Abstract:
Rationale: There is evidence that the serotonin (5-HT) deficits and related
cognitive and mood impairments caused by +/-3,4-
methylenedioxymethamphetamine (MDMA) may be mediated by
neuroadaptations of the 5-HT1A autoreceptor.
Objectives: The increase in sensitivity of the 5-HT1A autoreceptor caused by highdose,
repeated MDMA treatment was assessed neurochemically, by measuring 5-
HTP accumulation, and physiologically, via changes in body temperature.
Methods: Experiment 1 confirmed the effects of 8-hydroxy-2-(di-npropylamino)

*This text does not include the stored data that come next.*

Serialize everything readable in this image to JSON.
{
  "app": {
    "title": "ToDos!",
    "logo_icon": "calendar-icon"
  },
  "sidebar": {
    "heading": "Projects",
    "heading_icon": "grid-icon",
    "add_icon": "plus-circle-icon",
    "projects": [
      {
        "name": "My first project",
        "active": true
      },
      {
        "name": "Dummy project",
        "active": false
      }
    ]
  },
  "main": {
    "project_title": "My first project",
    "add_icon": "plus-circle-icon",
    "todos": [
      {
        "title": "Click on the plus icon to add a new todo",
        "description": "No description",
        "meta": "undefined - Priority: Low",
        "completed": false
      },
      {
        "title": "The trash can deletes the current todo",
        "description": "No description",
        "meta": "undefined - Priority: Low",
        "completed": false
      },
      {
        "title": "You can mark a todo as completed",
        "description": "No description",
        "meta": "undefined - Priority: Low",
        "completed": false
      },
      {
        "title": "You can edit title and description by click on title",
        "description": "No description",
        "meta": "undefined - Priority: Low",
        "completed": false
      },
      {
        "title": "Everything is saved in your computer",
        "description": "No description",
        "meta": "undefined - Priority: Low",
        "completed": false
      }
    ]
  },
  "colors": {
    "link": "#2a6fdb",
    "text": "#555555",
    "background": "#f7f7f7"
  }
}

tetralin (8-OH-DPAT) (0, 0.025, 0.05, 0.1 mg/kg s.c.) on 5-
hydroxytryptophan (5-HTP) accumulation following 3-hydroxybenzylhydrazine
dihydrochloride (NSD-1015) administration as a valid measure of 5-HT synthesis
and hence 5-HT1A autoreceptor sensitivity in rats. Experiment 2 performed these
procedures in additional animals, with half receiving MDMA (4x 10 mg/kg i.p. at
2 hour intervals) two weeks before testing. Body temperature changes due to the
8-OH-DPAT hypothermic response were tested using a rectal probe. Experiment
2b repeated the procedures in additional groups with lower doses of 8-OH-DPAT
(0.0125 and 0.00625 mg/kg s.c.).
Results: No significant changes in 5-HTP accumulation levels or changes in the
hypothermic response to 8-OH-DPAT were found between MDMA pretreated
rats and controls in Experiments 2 and 2b. Moreover, there was no substantial
evidence of expected 5-HT deficits due to high-dose MDMA treatment.
Conclusion: The results do not indicate an increase in sensitivity of the 5-HT1A
autoreceptor, and hence the original hypothesis is not supported. However, there
were a number of methodological issues, as indicated by the lack of MDMAinduced
5-HT deficits, which prevent a firm conclusion from being drawn. Future
research is outlined to overcome these issues.